Le prochain projet réalisé dans le domaine de l'étude du plasma cosmique et du rayonnement solaire sera le projet "Coronas-Foton" qui poursuivra l'observation du Soleil et de son activité, cette mission incombant actuellement à la sonde "Coronas-F".

Les prévisions de l'activité solaire sont nécessaires à un registre de spécialistes très étendu. Par exemple, à ceux qui contrôlent l'état des communications radio ou qui veillent sur la sécurité des vols - surtout prolongés - des cosmonautes. Ici il importe que ces prévisions soient communiquées sans retard. Pour ce faire, il faut "propulser" les sondes spatiales le plus loin possible de la Terre. Des chercheurs russes ont mis au point le projet "Klipper", prévoyant le lancement de plusieurs micro-satellites équipés d'une voile solaire. Sous l'effet de la pression du vent solaire sur la voile, ils s'éloigneront de notre planète à une distance de 3 à 4 millions de kilomètres, ce qui permettra d'annoncer plus tôt toute perturbation "dangereuse" du milieu interplanétaire.

"Rezonans", une autre sonde spatiale destinée à étudier le plasma cosmique, aura pour mission de dire s'il est possible ou non de régulariser artificiellement les processus qui ont lieu dans la magnétosphère terrestre. Son lancement est programmé pour 2009.

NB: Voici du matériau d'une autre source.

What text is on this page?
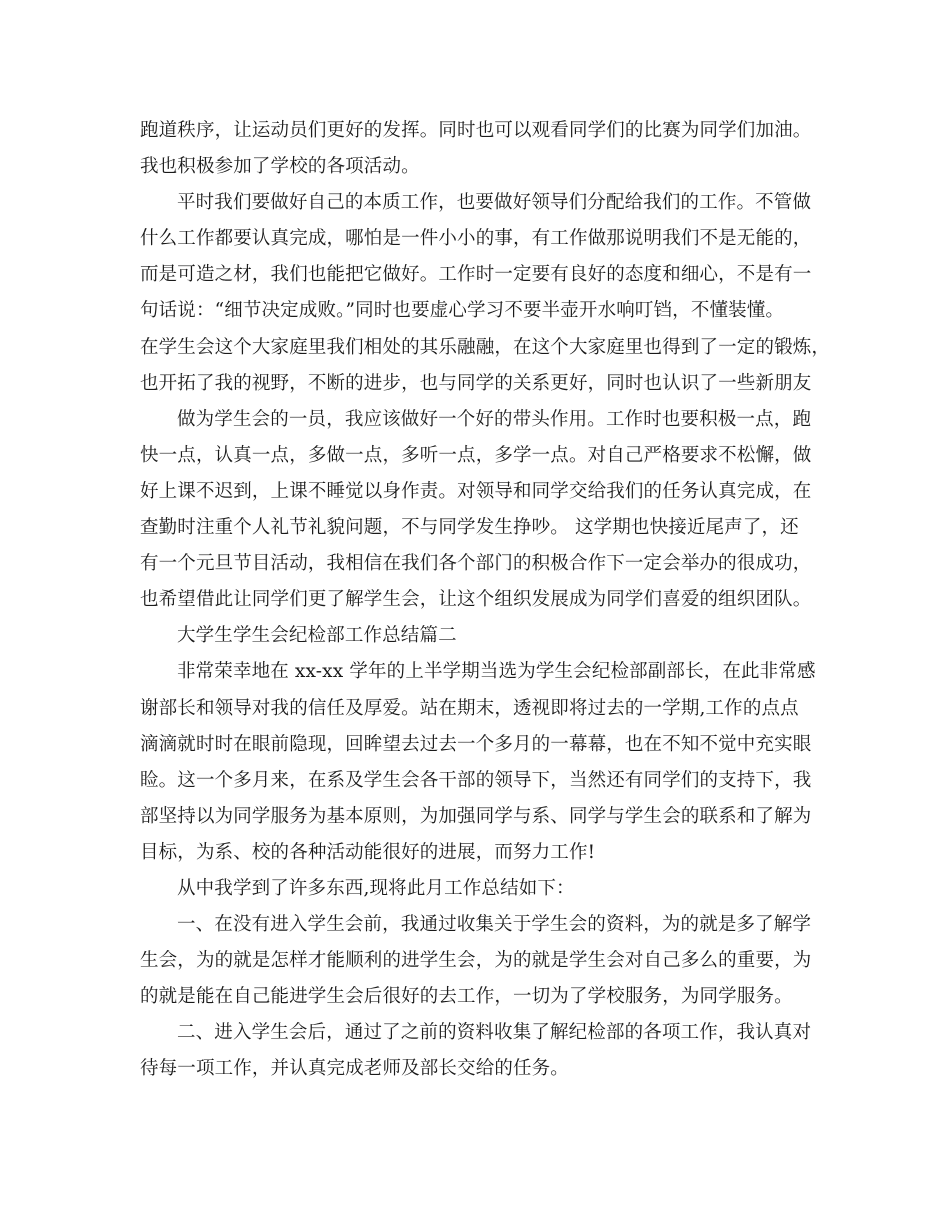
跑道秩序，让运动员们更好的发挥。同时也可以观看同学们的比赛为同学们加油。
我也积极参加了学校的各项活动。
平时我们要做好自己的本质工作，也要做好领导们分配给我们的工作。不管做
什么工作都要认真完成，哪怕是一件小小的事，有工作做那说明我们不是无能的，
而是可造之材，我们也能把它做好。工作时一定要有良好的态度和细心，不是有一
句话说：“细节决定成败。”同时也要虚心学习不要半壶开水响叮铛，不懂装懂。
在学生会这个大家庭里我们相处的其乐融融，在这个大家庭里也得到了一定的锻炼，
也开拓了我的视野，不断的进步，也与同学的关系更好，同时也认识了一些新朋友
做为学生会的一员，我应该做好一个好的带头作用。工作时也要积极一点，跑
快一点，认真一点，多做一点，多听一点，多学一点。对自己严格要求不松懈，做
好上课不迟到，上课不睡觉以身作责。对领导和同学交给我们的任务认真完成，在
查勤时注重个人礼节礼貌问题，不与同学发生挣吵。 这学期也快接近尾声了，还
有一个元旦节目活动，我相信在我们各个部门的积极合作下一定会举办的很成功，
也希望借此让同学们更了解学生会，让这个组织发展成为同学们喜爱的组织团队。
大学生学生会纪检部工作总结篇二
非常荣幸地在 xx-xx 学年的上半学期当选为学生会纪检部副部长，在此非常感
谢部长和领导对我的信任及厚爱。站在期末，透视即将过去的一学期,工作的点点
滴滴就时时在眼前隐现，回眸望去过去一个多月的一幕幕，也在不知不觉中充实眼
睑。这一个多月来，在系及学生会各干部的领导下，当然还有同学们的支持下，我
部坚持以为同学服务为基本原则，为加强同学与系、同学与学生会的联系和了解为
目标，为系、校的各种活动能很好的进展，而努力工作!
从中我学到了许多东西,现将此月工作总结如下：
一、在没有进入学生会前，我通过收集关于学生会的资料，为的就是多了解学
生会，为的就是怎样才能顺利的进学生会，为的就是学生会对自己多么的重要，为
的就是能在自己能进学生会后很好的去工作，一切为了学校服务，为同学服务。
二、进入学生会后，通过了之前的资料收集了解纪检部的各项工作，我认真对
待每一项工作，并认真完成老师及部长交给的任务。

Le projet "Intergeliozond" d'étude rapprochée du Soleil relève de la perspective plus éloignée. Cette sonde, lancée en direction de l'astre du jour en utilisant la force gravitationnelle de Vénus, sera dans un premier temps placée sur une orbite située à 42 millions de kilomètres du Soleil. Au moyen d'autres manoeuvres gravitationnelles l'altitude de l'orbite sera réduite d'abord à 21 millions de kilomètres, puis à 7-10 millions et ainsi de suite jusqu'à la fusion du bouclier thermique de la sonde sous l'effet du rayonnement solaire.

La NASA et l'Agence spatiale européenne elles aussi ont des projets analogues (respectivement "Solar Probe" et "Solar orbiter") mais aucun d'eux n'est en voie de réalisation. Le lancement de la sonde européenne a néanmoins été annoncé pour 2014.

Le projet "Intergueliozond" est lui aussi à l'étude, mais le manque de crédits interdit le passage à l'étape de la réalisation plus poussée.

Parmi les autres projets russes de demain citons "Roy" ("essaim" en russe), dont le nom anglais est "Swarm-F", impliquant plusieurs satellites chargés de procéder à des mesures sensibles de la magnétosphère terrestre là où se forme le temps spatial; "Sonde polaire elliptique" pour l'observation globale du Soleil et la "météorologie cosmique"; "Ombre sélénique" pour les observations mensuelles des éclipses lunaires depuis un satellite dont l'étude se trouve à son stade initial.

Quant aux satellites biologiques, leurs lancements commenceront dès l'année prochaine. Une version de "Bion" sera orbitalisée au mois de juin 2005. En août 2006 ce sera le tour du "Foton-M" plus perfectionné. Trois "Bion-M" devraient être lancés par la suite pour l'étude comparative des effets biologiques de la microgravitation et de la pesanteur artificielle dans les vols spatiaux de longue durée.